This repository contains two machine learning pipelines designed to classify images of dishes using the MLEnd Yummy dataset. Both projects focus on binary classification tasks—American vs. Italian cuisine and Rice vs. Chips dishes—leveraging various machine learning models to predict the cuisine based on dish images.
The task is to classify images of dishes as either American or Italian cuisine using image features and other dish-related attributes.
- Source: MLEnd Yummy Dataset
- Classes: American, Italian
- Attributes: Includes dish name, ingredients, cuisine, healthiness ratings, likeness, and image filenames.
- Data Collection: Download and load the MLEnd Yummy dataset.
- Data Preprocessing: Filter and encode American and Italian cuisines for classification (Italian = 0, American = 1).
- Feature Extraction: Extract features such as yellow color components and GMLC (texture) features from images.
- Model Training: Train models including LinearSVC, Random Forest, Logistic Regression, and k-Nearest Neighbors (k-NN).
- Evaluation: Evaluate models using accuracy and confusion matrix.
- LinearSVC: Training Accuracy - 60.7%, Test Accuracy - 55.4%
- Random Forest: Training Accuracy - 66.3%, Test Accuracy - 49%
- Logistic Regression: Training Accuracy - 61.3%, Test Accuracy - 55%
- k-Nearest Neighbors (k-NN): Training Accuracy - 76%, Test Accuracy - 47%
LinearSVC and Logistic Regression performed best in the American vs. Italian classification task. Future work could involve using deep learning models to improve accuracy further.
The goal is to classify images of dishes containing Rice or Chips based on the visual content of the dish, along with other attributes such as ingredients.

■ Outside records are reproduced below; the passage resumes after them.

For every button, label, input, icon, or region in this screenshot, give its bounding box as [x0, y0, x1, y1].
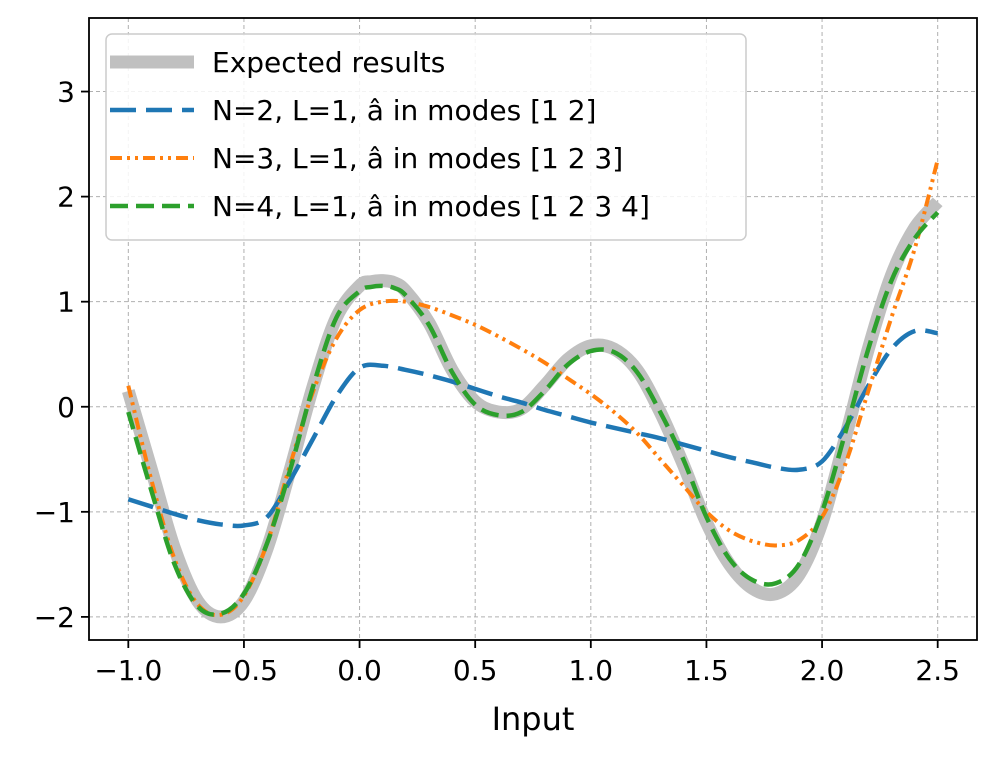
x-tick-label: 1.5	[684, 654, 729, 687]
y-tick-label: −2	[34, 601, 75, 634]
y-tick-label: 2	[57, 181, 75, 214]
plot-frame	[88, 17, 978, 641]
series-line-2	[127, 328, 939, 529]
legend-label: N=2, L=1, â in modes [1 2]	[212, 94, 596, 127]
y-tick-label: 3	[57, 76, 75, 109]
y-tick-label: 0	[57, 391, 75, 424]
legend: Expected results N=2, L=1, â in modes [1 …	[105, 33, 747, 241]
legend-label: N=3, L=1, â in modes [1 2 3]	[212, 142, 623, 175]
legend-label: N=4, L=1, â in modes [1 2 3 4]	[212, 190, 650, 223]
x-axis-label: Input	[492, 700, 575, 738]
series-line-4	[126, 210, 940, 617]
x-tick-label: 1.0	[569, 654, 614, 687]
series-lines	[122, 159, 943, 624]
series-line-1	[122, 197, 943, 624]
legend-label: Expected results	[212, 46, 445, 79]
x-tick-label: 0.0	[337, 654, 382, 687]
legend-entry-1: Expected results	[110, 46, 445, 79]
legend-box	[105, 33, 747, 241]
axis-ticks: −1.0 −0.5 0.0 0.5 1.0 1.5 2.0 2.5 −2 −1 0 1 2 3	[34, 76, 960, 687]
x-tick-label: −0.5	[210, 654, 278, 687]
x-tick-label: 0.5	[453, 654, 498, 687]
legend-entry-4: N=4, L=1, â in modes [1 2 3 4]	[110, 190, 650, 223]
y-tick-label: −1	[34, 496, 75, 529]
x-tick-label: 2.0	[800, 654, 845, 687]
x-tick-label: 2.5	[915, 654, 960, 687]
legend-entry-3: N=3, L=1, â in modes [1 2 3]	[110, 142, 623, 175]
x-tick-label: −1.0	[94, 654, 162, 687]
y-tick-label: 1	[57, 286, 75, 319]
legend-entry-2: N=2, L=1, â in modes [1 2]	[110, 94, 596, 127]
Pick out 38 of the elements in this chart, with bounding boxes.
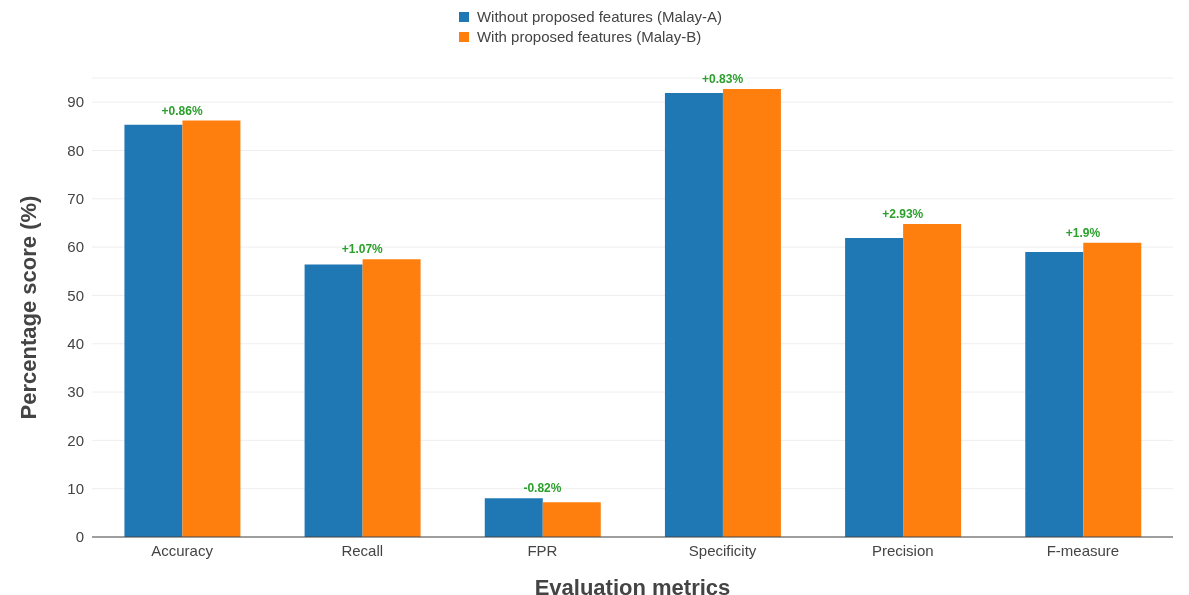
- y-tick-label: 70: [67, 190, 84, 208]
- bar: [362, 259, 421, 537]
- x-tick-label: FPR: [527, 541, 558, 559]
- bar: [664, 92, 723, 537]
- annotation: -0.82%: [523, 481, 562, 496]
- y-tick-label: 80: [67, 141, 84, 159]
- bar: [845, 237, 904, 537]
- x-tick-label: Specificity: [688, 541, 757, 559]
- y-tick-label: 0: [75, 528, 84, 546]
- bar: [1083, 242, 1142, 537]
- x-tick-label: Precision: [871, 541, 934, 559]
- legend-label: With proposed features (Malay-B): [476, 28, 702, 45]
- bar: [542, 502, 601, 537]
- x-tick-label: Accuracy: [151, 541, 214, 559]
- y-tick-label: 90: [67, 93, 84, 111]
- y-tick-label: 20: [67, 431, 84, 449]
- bar: [1025, 251, 1084, 537]
- x-tick-label: Recall: [341, 541, 384, 559]
- annotation: +2.93%: [882, 206, 924, 221]
- bar: [304, 264, 363, 537]
- x-axis-title: Evaluation metrics: [534, 575, 731, 595]
- annotation: +1.9%: [1065, 225, 1101, 240]
- y-tick-label: 60: [67, 238, 84, 256]
- legend-label: Without proposed features (Malay-A): [476, 8, 723, 25]
- bar: [124, 124, 183, 537]
- bar: [903, 223, 962, 537]
- x-tick-label: F-measure: [1046, 541, 1120, 559]
- bar: [722, 89, 781, 537]
- y-tick-label: 10: [67, 480, 84, 498]
- bar: [182, 120, 241, 537]
- annotation: +0.86%: [161, 103, 203, 118]
- annotation: +0.83%: [702, 72, 744, 87]
- annotation: +1.07%: [341, 242, 384, 257]
- y-tick-label: 40: [67, 335, 84, 353]
- y-axis-title: Percentage score (%): [15, 195, 41, 420]
- bar: [484, 498, 543, 537]
- y-tick-label: 50: [67, 286, 84, 304]
- y-tick-label: 30: [67, 383, 84, 401]
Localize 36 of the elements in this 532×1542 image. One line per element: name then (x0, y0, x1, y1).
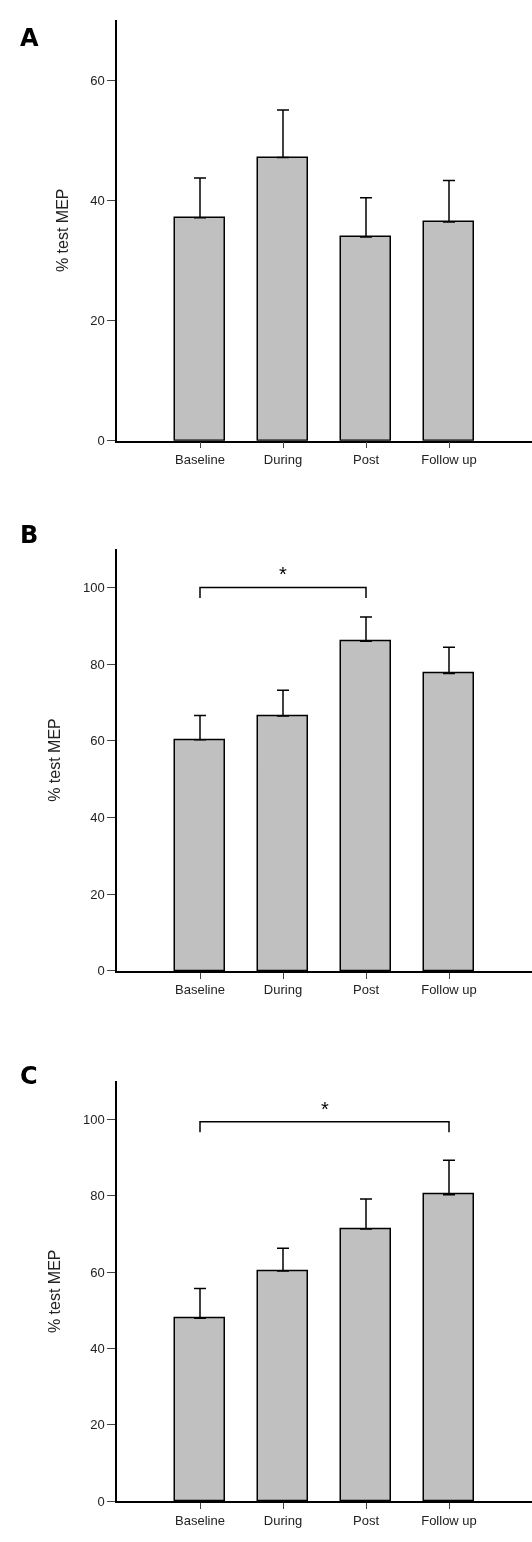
y-tick-label: 40 (90, 192, 105, 208)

- Source: MLEnd Yummy Dataset
- Classes: Rice, Chips
- Attributes: Includes dish name, ingredients, cuisine, healthiness ratings, likeness, and image filenames.
- Data Collection: Download and load the MLEnd Yummy dataset.
- Data Preprocessing: Filter dishes to identify those containing Rice or Chips, downsample to achieve balance (Rice = 0, Chips = 1).
- Feature Extraction: Extract features such as yellow color components and GMLC (texture) features from images.
- Model Training: Train models including LinearSVC, Random Forest, Logistic Regression, and k-Nearest Neighbors (k-NN).
- Evaluation: Evaluate models using accuracy and confusion matrix.
- LinearSVC: Training Accuracy - 63.4%, Test Accuracy - 54.2%
- Random Forest: Training Accuracy - 66.7%, Test Accuracy - 51%
- Logistic Regression: Training Accuracy - 63.4%, Test Accuracy - 54.2%
- k-Nearest Neighbors (k-NN): Training Accuracy - 72.7%, Test Accuracy - 50%
LinearSVC and Logistic Regression models performed best for the Rice vs. Chips classification task. Future improvements could include using CNNs for better image classification accuracy.
-
Clone the repository:
git clone <repository_link> cd cuisine_classification_using_ml
-
Install the required dependencies:
pip install -r requirements.txt
-
Run the Jupyter notebooks for either project:
jupyter notebook american_italian_classification.ipynb jupyter notebook rice_chips_classification.ipynb
Both projects aim to classify dish images into binary categories using machine learning techniques. The models achieved moderate performance, with potential for improvement using advanced image processing techniques or deep learning models such as Convolutional Neural Networks (CNNs).